New government infrastructure spending on rail and tram links represents the most attractive real estate development opportunity over the next five years, according to investors.
63 per cent of property investors have rated updated rail and tram links as the most exciting development opportunities arising from the government’s £23 billion infrastructure scheme over the next five years, according to a new study commissioned by Amicus Property Finance. The ranking was based upon the development potential of sites adjacent to the improved facilities.
On an individual basis, 77 per cent of property developers ranked Crossrail and Crossrail 2 as the government backed projects with the most potential for residential schemes. Coming closely behind were other transport developments, including High Speed 2 at 51 per cent and Thameslink at 47 per cent. 14 per cent were of the opinion that superfast broadband had the highest potential.
Lagging behind the category of rail improvements, improved road transport links were found to be attractive to 55 per cent of investors, whilst local authority-sponsored urban regeneration schemes and airport upgrades were appealing to 48 per cent and 43 per cent respectively.
The research also revealed that Crossrail and Crossrail 2 were the highest ranked government infrastructure schemes for commercial property development.

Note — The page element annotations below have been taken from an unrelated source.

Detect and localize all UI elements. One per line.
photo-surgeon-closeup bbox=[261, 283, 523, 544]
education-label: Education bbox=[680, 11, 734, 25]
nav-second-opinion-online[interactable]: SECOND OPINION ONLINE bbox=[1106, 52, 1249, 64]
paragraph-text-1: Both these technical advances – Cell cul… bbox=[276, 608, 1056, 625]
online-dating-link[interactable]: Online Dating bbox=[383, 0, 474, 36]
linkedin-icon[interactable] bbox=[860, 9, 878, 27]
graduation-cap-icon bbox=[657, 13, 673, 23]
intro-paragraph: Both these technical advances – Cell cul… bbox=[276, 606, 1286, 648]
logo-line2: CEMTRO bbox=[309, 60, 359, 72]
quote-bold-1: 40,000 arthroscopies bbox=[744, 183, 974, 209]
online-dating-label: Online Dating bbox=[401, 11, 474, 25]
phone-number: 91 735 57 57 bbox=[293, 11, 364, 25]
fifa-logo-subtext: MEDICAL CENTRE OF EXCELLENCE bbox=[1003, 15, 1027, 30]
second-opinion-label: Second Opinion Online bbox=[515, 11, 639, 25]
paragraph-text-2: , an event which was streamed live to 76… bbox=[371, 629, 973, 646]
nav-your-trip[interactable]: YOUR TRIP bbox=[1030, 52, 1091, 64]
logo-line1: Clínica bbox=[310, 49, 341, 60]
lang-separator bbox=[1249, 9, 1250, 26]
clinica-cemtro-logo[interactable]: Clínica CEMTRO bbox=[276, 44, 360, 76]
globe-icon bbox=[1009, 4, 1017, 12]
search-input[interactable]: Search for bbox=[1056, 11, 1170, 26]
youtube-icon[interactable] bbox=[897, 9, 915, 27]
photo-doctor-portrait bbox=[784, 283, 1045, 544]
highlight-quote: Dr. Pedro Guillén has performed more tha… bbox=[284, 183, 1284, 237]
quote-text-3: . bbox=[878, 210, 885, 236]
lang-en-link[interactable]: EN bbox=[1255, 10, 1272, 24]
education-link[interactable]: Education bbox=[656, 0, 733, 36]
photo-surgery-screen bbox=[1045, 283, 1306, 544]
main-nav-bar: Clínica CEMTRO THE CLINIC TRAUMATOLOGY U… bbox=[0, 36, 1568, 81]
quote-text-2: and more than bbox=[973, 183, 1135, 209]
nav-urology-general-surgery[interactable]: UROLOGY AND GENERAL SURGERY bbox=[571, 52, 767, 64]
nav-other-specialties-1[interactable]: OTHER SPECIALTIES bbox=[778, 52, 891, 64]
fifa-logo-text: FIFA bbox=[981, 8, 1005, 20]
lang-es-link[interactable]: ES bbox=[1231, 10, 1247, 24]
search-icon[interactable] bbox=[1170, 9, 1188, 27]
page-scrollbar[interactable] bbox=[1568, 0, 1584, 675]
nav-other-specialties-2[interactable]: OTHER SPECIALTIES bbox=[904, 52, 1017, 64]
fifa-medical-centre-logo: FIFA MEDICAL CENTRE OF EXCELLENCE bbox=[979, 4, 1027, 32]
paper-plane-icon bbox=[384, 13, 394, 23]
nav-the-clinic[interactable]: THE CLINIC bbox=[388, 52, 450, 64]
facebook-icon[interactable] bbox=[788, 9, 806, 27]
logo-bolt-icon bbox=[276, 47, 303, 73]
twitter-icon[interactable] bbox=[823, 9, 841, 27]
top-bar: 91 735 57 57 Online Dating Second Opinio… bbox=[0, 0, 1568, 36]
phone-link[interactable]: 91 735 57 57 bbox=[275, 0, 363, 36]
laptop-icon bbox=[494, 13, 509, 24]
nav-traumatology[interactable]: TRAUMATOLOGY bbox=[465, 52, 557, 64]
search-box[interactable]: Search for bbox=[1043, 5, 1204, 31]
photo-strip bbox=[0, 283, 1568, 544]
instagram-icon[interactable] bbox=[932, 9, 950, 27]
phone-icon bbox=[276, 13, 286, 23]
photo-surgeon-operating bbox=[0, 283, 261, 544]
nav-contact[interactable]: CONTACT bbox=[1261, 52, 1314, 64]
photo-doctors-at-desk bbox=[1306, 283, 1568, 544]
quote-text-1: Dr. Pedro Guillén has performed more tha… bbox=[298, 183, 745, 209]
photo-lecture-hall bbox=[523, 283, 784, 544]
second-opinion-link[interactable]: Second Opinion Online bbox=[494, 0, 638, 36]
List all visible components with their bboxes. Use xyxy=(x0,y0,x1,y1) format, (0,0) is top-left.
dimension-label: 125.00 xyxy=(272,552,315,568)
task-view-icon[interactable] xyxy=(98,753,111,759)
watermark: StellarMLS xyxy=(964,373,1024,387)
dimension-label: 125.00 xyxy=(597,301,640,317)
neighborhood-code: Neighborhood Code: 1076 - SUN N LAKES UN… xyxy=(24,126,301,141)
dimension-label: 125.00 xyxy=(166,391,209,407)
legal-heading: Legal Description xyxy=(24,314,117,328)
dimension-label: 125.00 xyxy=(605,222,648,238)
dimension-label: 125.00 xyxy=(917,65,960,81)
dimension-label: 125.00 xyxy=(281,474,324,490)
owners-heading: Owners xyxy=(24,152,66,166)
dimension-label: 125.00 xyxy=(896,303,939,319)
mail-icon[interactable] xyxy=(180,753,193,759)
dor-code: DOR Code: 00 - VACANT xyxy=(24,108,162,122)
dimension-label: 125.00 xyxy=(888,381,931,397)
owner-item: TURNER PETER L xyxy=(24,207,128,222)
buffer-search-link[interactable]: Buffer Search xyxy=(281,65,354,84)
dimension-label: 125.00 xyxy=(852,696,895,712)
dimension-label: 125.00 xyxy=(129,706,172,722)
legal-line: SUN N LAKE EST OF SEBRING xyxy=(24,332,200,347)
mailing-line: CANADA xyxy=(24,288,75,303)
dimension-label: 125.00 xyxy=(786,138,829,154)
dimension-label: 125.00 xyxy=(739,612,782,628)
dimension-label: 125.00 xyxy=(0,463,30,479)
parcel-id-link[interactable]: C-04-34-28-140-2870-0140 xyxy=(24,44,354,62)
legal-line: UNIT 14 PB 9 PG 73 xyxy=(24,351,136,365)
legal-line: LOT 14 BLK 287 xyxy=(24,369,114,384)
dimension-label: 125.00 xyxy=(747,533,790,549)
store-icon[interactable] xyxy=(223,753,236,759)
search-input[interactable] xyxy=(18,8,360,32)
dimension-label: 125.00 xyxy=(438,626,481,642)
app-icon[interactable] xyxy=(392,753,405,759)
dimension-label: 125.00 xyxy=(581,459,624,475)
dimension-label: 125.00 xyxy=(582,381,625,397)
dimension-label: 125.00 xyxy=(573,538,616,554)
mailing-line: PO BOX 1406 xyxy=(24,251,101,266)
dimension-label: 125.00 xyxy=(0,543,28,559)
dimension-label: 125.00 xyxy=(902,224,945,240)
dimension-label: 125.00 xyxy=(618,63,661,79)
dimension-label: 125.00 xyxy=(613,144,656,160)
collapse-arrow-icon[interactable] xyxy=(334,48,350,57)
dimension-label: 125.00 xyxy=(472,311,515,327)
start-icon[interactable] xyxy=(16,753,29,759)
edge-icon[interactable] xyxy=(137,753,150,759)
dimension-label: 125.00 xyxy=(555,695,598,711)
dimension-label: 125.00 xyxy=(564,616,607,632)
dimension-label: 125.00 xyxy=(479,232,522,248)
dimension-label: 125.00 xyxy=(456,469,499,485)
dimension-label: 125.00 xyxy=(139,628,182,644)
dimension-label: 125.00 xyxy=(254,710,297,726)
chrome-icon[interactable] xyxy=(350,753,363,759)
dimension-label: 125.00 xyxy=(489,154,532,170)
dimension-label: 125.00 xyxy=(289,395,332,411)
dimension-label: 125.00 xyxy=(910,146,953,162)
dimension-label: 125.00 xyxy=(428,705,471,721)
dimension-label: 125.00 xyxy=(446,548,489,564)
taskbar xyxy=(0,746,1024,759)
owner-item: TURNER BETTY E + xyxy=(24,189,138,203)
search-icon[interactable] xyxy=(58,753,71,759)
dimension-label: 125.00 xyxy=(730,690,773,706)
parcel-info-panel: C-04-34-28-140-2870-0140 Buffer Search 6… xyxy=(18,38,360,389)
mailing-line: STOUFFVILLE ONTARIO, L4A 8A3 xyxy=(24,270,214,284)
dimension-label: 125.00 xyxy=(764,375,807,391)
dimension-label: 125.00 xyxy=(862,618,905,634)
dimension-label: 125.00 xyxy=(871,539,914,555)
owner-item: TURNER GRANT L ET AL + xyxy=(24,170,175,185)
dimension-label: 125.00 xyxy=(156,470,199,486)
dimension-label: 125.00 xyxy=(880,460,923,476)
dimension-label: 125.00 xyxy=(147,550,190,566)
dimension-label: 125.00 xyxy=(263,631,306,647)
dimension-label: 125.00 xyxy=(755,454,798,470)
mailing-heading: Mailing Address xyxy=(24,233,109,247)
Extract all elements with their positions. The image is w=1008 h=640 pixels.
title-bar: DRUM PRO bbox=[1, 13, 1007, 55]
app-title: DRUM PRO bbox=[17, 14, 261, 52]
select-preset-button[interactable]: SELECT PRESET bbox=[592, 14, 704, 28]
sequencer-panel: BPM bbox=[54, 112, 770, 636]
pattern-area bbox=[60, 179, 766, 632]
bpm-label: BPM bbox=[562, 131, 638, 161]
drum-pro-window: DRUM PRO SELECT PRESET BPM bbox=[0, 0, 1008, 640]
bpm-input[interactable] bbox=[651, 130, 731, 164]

Founder & Managing Director at Amicus Property Finance, Keith Aldridge, said: ‘The government’s decision to invest in building new infrastructure and upgrading existing assets provides a tremendous opportunity for residential and commercial property developers and we can expect this to continue for many years to come. The longer term impact of this infrastructure programme on regenerating existing residential communities and creating new ones cannot be underestimated, particularly when combined with the government’s renewed commitment to addressing the country’s housing gap. We have already seen growing demand among developers seeking short term finance to fund infrastructure-related residential and commercial schemes.’